I've watched my best friend in the whole world go through 2 tumultuous relationships. Relationships that i wouldn't wish on my worst enemy. Back to back. When we met 4 years ago, she was probably one of the nicest people I've ever met. She's changed so much. She told me the other day that she's not making any new friends. Granted, I had decided that for myself a long time ago, she was different. She kind of had a light that made people gravitate towards her. She always smiled at people. She always spoke to people. But for some reason every person she placed in her life that she allowed herself to love tried to break her spirit. Tried to dim her light. Even her friendships. I watched her loose a friend behind such trivial things. Things that we're happening to me also, but because I had decided I didn't care anymore, I didn't complain. But she was hurt. She cried alot. I always listened. And my response was always the same

"People will be people. And most people, are shit."

I always gave people the benefit of the doubt. She never does anymore. She's sees everything in black and white now. No grey areas. While I'm telling myself I'm trying to see the good in people, she's only sees the bad now. Sometimes I feel guilty because I think I'm taking her light. I can tell, she's tired of smiling to.

Someone else close to me lost a friend that they've had for a while. Behind hear say. Hear say! Like we're in fucking high school. I try my best to talk them through it. Because I care for them it's hard not to feel their pain. I've watched them give their all to people, to receive nothing in return. They're hurting to. While counseling them through it they made me realize something. They told me:

"Your not nicer now because you see the light in people, your nicer because you've given up on people. You smile at people not because you want to, but because you think your expected to."
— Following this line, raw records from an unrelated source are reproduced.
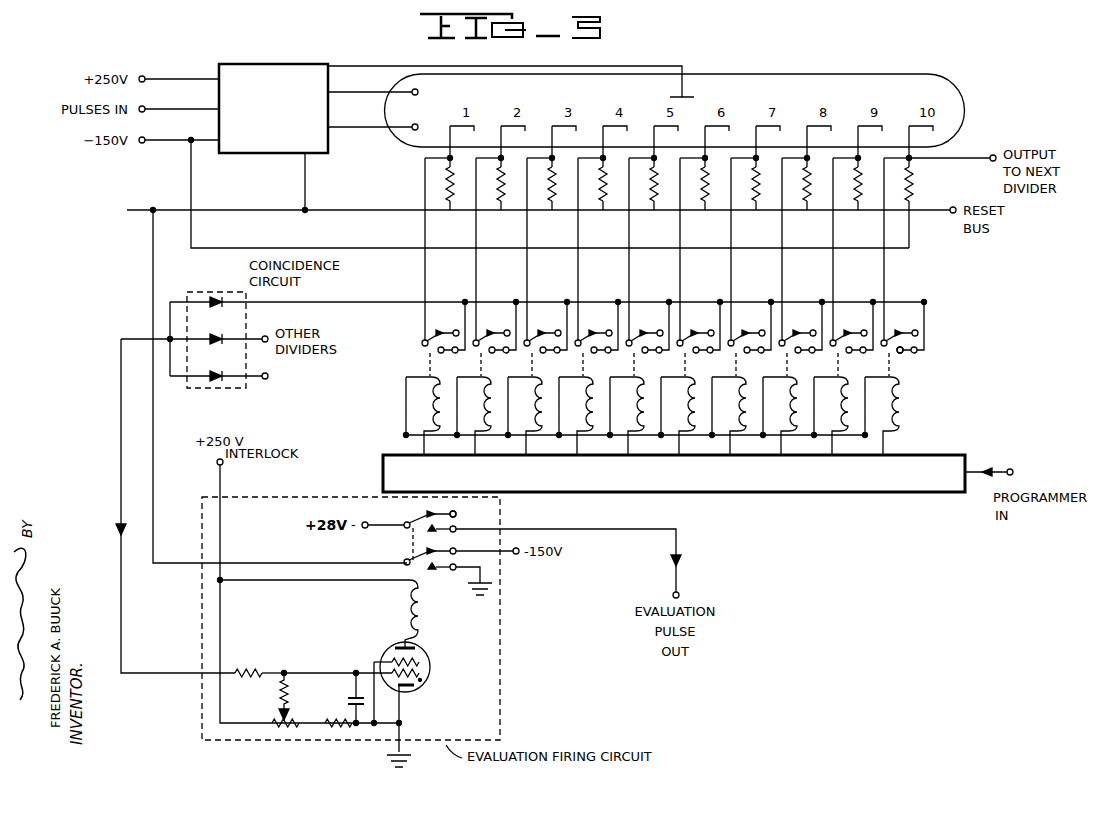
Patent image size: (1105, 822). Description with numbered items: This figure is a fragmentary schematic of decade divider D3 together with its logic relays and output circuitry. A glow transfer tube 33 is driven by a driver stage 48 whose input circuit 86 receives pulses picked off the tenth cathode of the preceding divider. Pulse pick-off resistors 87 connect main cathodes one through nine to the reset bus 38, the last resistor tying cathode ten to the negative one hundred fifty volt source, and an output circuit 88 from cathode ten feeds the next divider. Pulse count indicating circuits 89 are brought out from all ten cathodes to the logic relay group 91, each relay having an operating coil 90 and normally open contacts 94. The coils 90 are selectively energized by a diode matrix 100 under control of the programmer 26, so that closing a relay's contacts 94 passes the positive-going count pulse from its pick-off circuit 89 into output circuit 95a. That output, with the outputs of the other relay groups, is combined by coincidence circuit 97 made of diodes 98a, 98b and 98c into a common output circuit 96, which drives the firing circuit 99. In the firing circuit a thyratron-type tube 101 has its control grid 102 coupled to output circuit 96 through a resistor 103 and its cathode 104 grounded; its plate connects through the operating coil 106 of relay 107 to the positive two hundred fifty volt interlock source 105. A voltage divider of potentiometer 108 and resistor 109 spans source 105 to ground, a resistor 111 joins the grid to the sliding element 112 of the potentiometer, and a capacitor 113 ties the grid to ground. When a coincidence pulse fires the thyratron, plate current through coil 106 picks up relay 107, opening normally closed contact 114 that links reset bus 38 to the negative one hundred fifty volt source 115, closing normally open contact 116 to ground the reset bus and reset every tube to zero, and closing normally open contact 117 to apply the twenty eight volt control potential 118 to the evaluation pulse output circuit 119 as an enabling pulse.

The driver stage 48 is at (280, 64).
The input circuit 86 is at (145, 108).
The glow transfer tube 33 is at (960, 86).
The output circuit 88 is at (957, 156).
The pulse pick-off resistors 87 is at (443, 186).
The pulse count indicating circuits 89 is at (425, 228).
The reset bus 38 is at (134, 210).
The coincidence circuit 97 is at (181, 390).
The diode 98a is at (223, 306).
The diode 98b is at (223, 343).
The diode 98c is at (223, 380).
The output circuit 95a is at (364, 308).
The logic relay group 91 is at (934, 367).
The normally open contacts 94 is at (905, 355).
The operating coil 90 is at (900, 400).
The diode matrix 100 is at (913, 457).
The programmer 26 is at (1010, 468).
The common output circuit 96 is at (114, 460).
The positive 250 volt source of potential 105 is at (216, 466).
The firing circuit 99 is at (500, 703).
The source of control potential 118 is at (366, 521).
The normally open contact 117 is at (460, 519).
The relay 107 is at (364, 556).
The normally closed contact 114 is at (411, 556).
The negative 150 volt source of potential 115 is at (518, 561).
The normally open contact 116 is at (425, 573).
The evaluation pulse output circuit 119 is at (680, 580).
The operating coil 106 is at (408, 600).
The thyratron-type tube 101 is at (391, 647).
The control grid 102 is at (425, 674).
The cathode 104 is at (412, 688).
The resistor 103 is at (240, 668).
The resistor 111 is at (281, 685).
The sliding element 112 is at (290, 717).
The capacitor 113 is at (352, 696).
The potentiometer 108 is at (273, 727).
The resistor 109 is at (347, 728).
It made perfect sense. All this time I've been telling myself I'm trying to see the good in people by over looking the fucked up things they do, when actually, I've completely given up on people all together. My smiles are as fake in my adult life, as they are at work.

Yesterday I helped an old couple buy new cell phones. They hadn't gotten new phones in 5 years. I did everything they asked me to do. Gave them new sim cards, which deactivated their old sim cards, making them completely useless. Got all their contacts from their old phones to their new ones, gave them a whole 1 hour tutorial on how to use their phones. Out of the kindness of my fake heart I put my work cell phone number their phone and assured them to call me if they had any problems. I was proud of myself for being so patient with them. My nerves usually get bad after being with a customer for 15 minutes, but I smiled at them the whole hour and 30 minutes i was with them. Later that day, they called my cell phone 4 times. Left 4 messages. All because they wanted their 2 deactivated sim cards. After I explained to them the deactivated sim cards were completely useless they said understood. They called me again at 6am the next morning. For the same thing. I let them come back and get their sim cards that day. I didn't smile not one time.

I've run out of fake smiles. I'm tired. My jaws hurt. I'm exhausted. I don't have the energy. I've run out of it in my social life, as well as at work. I tell myself I'm being nice. I tell myself to smile. But my customer feed back scores at work have consistently sat at 60 out of 100 for the last 2 months. I'm the lowest in the store. My fake smiles aren't working anymore. I don't even have the energy to care.

With the semi-drama surrounding my friend's social life, I don't have the energy to fake smile anymore either. I try to stay neutral, but your always guilty by association. So I would give my best fake smile, to show "Hey I'm neutral." only to have a half ass smile returned. I'm all out of them. Now all they'll get is a frown and a wave. And that's on a good day.

They say it takes more muscles to frown then it does to smile. But I think it takes more energy to smile when you don't have a reason to.